Mahmoud Khalil, le leader de la contestation pro-palestinienne de l’Université de Columbia, a déposé une plainte mardi, alléguant que l’administration Trump était de connivence avec plusieurs groupes pro-israéliens pour le poursuivre en justice pour son plaidoyer.
Le procès vise « à dénoncer le réseau d’organisations, d’acteurs politiques et d’institutions qui travaillent ensemble pour criminaliser la solidarité avec la Palestine », a déclaré Khalil, qui est devenu le visage de la répression du président Donald Trump contre l’activisme pro-palestinien lorsqu’il a été arrêté par des agents de l’immigration en mars 2025, lors d’une conférence de presse à l’hôtel de ville de New York.
« Depuis des décennies, l’État d’Israël et les organisations sionistes de ce pays qui opèrent au nom d’Israël ont compris que leur conduite ne pouvait survivre à un examen honnête », a-t-il déclaré. « Ainsi, plutôt que de défendre ou de changer leur conduite, ils ont rendu tout contrôle impossible. Ils qualifient la critique d’un gouvernement de haine envers un peuple. Ils qualifient les atrocités documentées de débats. »

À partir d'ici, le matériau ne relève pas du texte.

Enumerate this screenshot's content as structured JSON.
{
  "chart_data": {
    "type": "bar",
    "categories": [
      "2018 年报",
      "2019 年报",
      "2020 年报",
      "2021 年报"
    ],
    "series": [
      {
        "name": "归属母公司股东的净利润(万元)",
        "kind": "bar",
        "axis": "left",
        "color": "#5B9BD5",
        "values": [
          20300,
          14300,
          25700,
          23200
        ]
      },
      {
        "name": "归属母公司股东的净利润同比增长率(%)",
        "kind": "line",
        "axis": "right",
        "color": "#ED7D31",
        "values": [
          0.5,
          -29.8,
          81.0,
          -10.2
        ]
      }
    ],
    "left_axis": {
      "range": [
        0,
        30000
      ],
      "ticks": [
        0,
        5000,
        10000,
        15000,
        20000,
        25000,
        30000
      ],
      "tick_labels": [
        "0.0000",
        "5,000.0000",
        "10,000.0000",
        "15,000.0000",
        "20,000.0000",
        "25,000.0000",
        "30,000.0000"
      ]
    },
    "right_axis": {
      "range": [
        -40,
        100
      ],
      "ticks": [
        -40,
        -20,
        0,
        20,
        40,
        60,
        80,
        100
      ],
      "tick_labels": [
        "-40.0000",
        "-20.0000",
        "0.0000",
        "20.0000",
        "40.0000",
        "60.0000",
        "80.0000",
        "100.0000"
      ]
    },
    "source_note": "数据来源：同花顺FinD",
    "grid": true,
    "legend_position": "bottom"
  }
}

Khalil a passé 104 jours dans une prison pour immigrants de Louisiane après son arrestation avant d’être libéré en juin 2025. Son combat contre le dossier d’expulsion du gouvernement fédéral se poursuit. Il a obtenu un sursis dans son affaire fédérale en mai, empêchant l’administration Trump de l’expulser jusqu’à ce que son affaire soit portée devant la Cour suprême.
Le procès, qui a été déposé devant le tribunal fédéral de Manhattan, allègue que les actions du gouvernement violent la loi Ku Klux Klan, une loi anti-conspiration de 1871 destinée à restreindre la coordination du gouvernement avec les groupes d’autodéfense. La loi a également été utilisée pour poursuivre les organisateurs de la marche de Charlottesville de 2017 pour avoir planifié d’inciter à la violence raciste.

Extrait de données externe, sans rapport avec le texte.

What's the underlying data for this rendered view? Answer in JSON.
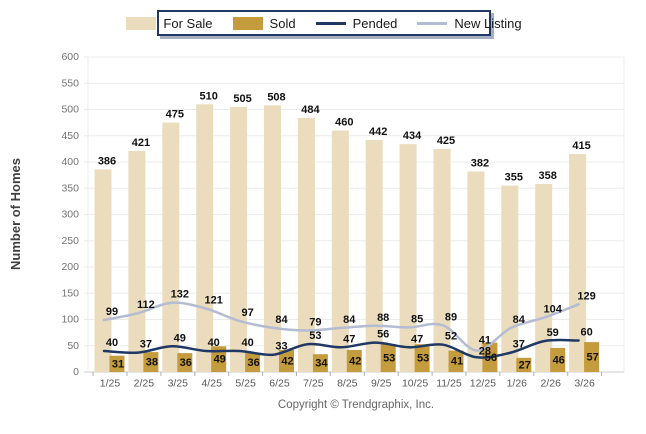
{
  "footer": "Copyright © Trendgraphix, Inc.",
  "colors": {
    "for_sale": "#EADCBD",
    "sold": "#C49B3D",
    "pended": "#1F3864",
    "new_listing": "#B3BCD2",
    "grid": "#EBEBEB",
    "axis": "#CCCCCC",
    "tick_label": "#737373",
    "x_label": "#595959",
    "data_label": "#111111"
  },
  "legend": {
    "items": [
      {
        "label": "For Sale",
        "type": "box",
        "color": "#EADCBD"
      },
      {
        "label": "Sold",
        "type": "box",
        "color": "#C49B3D"
      },
      {
        "label": "Pended",
        "type": "line",
        "color": "#1F3864"
      },
      {
        "label": "New Listing",
        "type": "line",
        "color": "#B3BCD2"
      }
    ]
  },
  "chart_data": {
    "type": "bar",
    "title": "",
    "xlabel": "",
    "ylabel": "Number of Homes",
    "ylim": [
      0,
      600
    ],
    "ytick_step": 50,
    "grid": true,
    "legend_position": "top",
    "categories": [
      "1/25",
      "2/25",
      "3/25",
      "4/25",
      "5/25",
      "6/25",
      "7/25",
      "8/25",
      "9/25",
      "10/25",
      "11/25",
      "12/25",
      "1/26",
      "2/26",
      "3/26"
    ],
    "series": [
      {
        "name": "For Sale",
        "type": "bar",
        "color": "#EADCBD",
        "values": [
          386,
          421,
          475,
          510,
          505,
          508,
          484,
          460,
          442,
          434,
          425,
          382,
          355,
          358,
          415
        ]
      },
      {
        "name": "Sold",
        "type": "bar",
        "color": "#C49B3D",
        "values": [
          31,
          38,
          36,
          49,
          36,
          42,
          34,
          42,
          53,
          53,
          41,
          56,
          27,
          46,
          57
        ]
      },
      {
        "name": "Pended",
        "type": "line",
        "color": "#1F3864",
        "values": [
          40,
          37,
          49,
          40,
          40,
          33,
          53,
          47,
          56,
          47,
          52,
          28,
          37,
          59,
          60
        ]
      },
      {
        "name": "New Listing",
        "type": "line",
        "color": "#B3BCD2",
        "values": [
          99,
          112,
          132,
          121,
          97,
          84,
          79,
          84,
          88,
          85,
          89,
          41,
          84,
          104,
          129
        ]
      }
    ]
  }
}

La plainte allègue qu’il y a eu une « conspiration » entre des entités privées pro-israéliennes, notamment la Heritage Foundation, Canary Mission et Betar USA, et de hauts responsables de l’administration Trump pour cibler et poursuivre en justice les militants pro-palestiniens. Le procès nomme le secrétaire d’État Marco Rubio, le chef de cabinet adjoint de la Maison Blanche pour la politique Stephen Miller, l’ancienne secrétaire du DHS Kristi Noem et le procureur général par intérim Todd Blanche.
« Après les attaques du 7 octobre et le début du génocide israélien, ces entités étaient consternées et effrayées par le mouvement naissant pour les droits de la Palestine qui se déroulait sur les campus et par le soutien croissant au génocide du gouvernement israélien à Gaza », a déclaré Baher Azmy, directeur juridique du Centre pour les droits constitutionnels, qui a déposé la plainte au nom de Khalil, lors de la conférence de presse.
Il a poursuivi : « Parce qu’ils n’ont pas pu défendre leur soutien aux actions du gouvernement israélien… ils ont cherché à faire ce que font les lâches et les tyrans, c’est-à-dire réprimer, punir les discours qu’ils n’aimaient pas. »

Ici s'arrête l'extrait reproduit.